Thursday, June 19, 2014
Last year we had a great spawning season. This year we have augmented the fish population by stocking the following:
6,250 Largemouth Bass
Fishing this year is not recommended because the fish will still be establishing. Next year is when we anticipate seeing anglers on the lake.
Weyauwega Lake is now in it's second year of being at level. Last year we dealt with the non-aquadic plants in the process of drowning in the deeper water. We also noticed flowering rush, an invasive species that greatly concerned us. To that end we began to develop a replanting plan to introduce desirable aquatics in sufficient number to outpace the invasive species. We needed further research and a plant survey before moving forward. We now have that survey. "
Lake Weyauwega Site Visit
On June 17th Ted Johnson and Eric Evensen with the Wisconsin DNR visited Lake Weyauwega to investigate reports of large Eurasian water milfoil beds. Upon inspection no Eurasian water milfoil was found in the lake. Algae covered coontail and common waterweed may have been mistaken for EWM. However, two other invasive species were seen in large numbers; Curly leaf pondweed and Flowering rush. Curly leaf pondweed was found throughout the lake and in most cases was topped out at the surface. No turions were observed on the CLP.

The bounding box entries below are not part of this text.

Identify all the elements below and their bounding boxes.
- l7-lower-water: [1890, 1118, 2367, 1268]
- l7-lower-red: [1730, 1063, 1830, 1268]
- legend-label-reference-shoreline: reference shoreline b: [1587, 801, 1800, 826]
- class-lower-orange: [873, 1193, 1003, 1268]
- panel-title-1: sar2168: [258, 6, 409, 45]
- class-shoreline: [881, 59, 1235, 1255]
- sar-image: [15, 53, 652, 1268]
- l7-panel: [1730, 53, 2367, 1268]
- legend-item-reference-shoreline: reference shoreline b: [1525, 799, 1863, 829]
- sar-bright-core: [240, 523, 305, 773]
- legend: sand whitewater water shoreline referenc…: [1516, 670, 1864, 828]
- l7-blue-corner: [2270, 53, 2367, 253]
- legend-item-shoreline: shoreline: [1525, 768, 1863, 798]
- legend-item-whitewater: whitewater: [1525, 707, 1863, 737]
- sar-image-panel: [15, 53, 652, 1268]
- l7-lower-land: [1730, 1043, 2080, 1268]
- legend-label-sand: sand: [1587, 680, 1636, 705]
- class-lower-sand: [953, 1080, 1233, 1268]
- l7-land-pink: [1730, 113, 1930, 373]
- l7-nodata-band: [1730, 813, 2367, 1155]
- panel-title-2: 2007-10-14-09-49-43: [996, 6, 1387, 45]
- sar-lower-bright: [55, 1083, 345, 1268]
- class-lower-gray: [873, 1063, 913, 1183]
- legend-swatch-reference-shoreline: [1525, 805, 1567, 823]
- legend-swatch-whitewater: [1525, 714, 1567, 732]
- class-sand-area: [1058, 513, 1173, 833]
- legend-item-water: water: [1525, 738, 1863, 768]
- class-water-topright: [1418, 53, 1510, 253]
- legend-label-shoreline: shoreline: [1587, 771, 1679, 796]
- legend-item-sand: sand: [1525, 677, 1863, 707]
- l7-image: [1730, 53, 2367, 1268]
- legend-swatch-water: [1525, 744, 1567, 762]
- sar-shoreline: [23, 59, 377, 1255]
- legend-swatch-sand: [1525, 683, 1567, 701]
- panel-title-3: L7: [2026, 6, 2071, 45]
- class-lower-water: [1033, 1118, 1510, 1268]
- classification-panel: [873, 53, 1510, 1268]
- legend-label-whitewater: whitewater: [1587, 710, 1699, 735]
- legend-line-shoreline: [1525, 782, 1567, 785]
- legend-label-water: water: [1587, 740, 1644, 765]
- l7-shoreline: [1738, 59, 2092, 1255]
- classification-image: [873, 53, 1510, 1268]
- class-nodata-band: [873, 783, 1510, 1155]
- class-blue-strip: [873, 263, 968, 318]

Flowering rush colonized the exposed lake bed from mid-lake to the upper end during the recent drawdown and can still be found in large numbers on the upper end of the lake. The main channel on the upper end of the lake is free of vegetation and easily navigable. The channel was lined with uprooted, dying flowering rush. The rest of the upper end is colonized by the flowering rush. Most of the flowering rush is growing in 3.5 – 5.0 feet of water which is outside of its preferred habitat. The Flowering rush was easily pulled from the lake bed and had a very shallow, small root system. It is hard to determine how long the flowering rush will persist but the plants exhibit very evident signs of stress.
A full species list of plants observed:
1. Flowering rush (Butomus umbellatus)
2. Common waterweed (Elodea canadensis)
3. Coontail (Ceratophyllum demersum)
4. Curly leaf pondweed (Potamogeton crispus)
5. Flat-stem pondweed (Potamogeton zosteriformis)
6. Long-leaf pondweed (Potamogeton nodosus)
7. Water stargrass (Heteranthera dubia)
8. Small duckweed (Lemna minor)
9. Large duckweed (Spirodela polyrhiza)
This is all very good news for the lake. Before Weyauwega Lake was drained there were only three species found in the lake. We now have nine. We anticipate this will improve. We are moving forward with our plans to keep the lake healthy.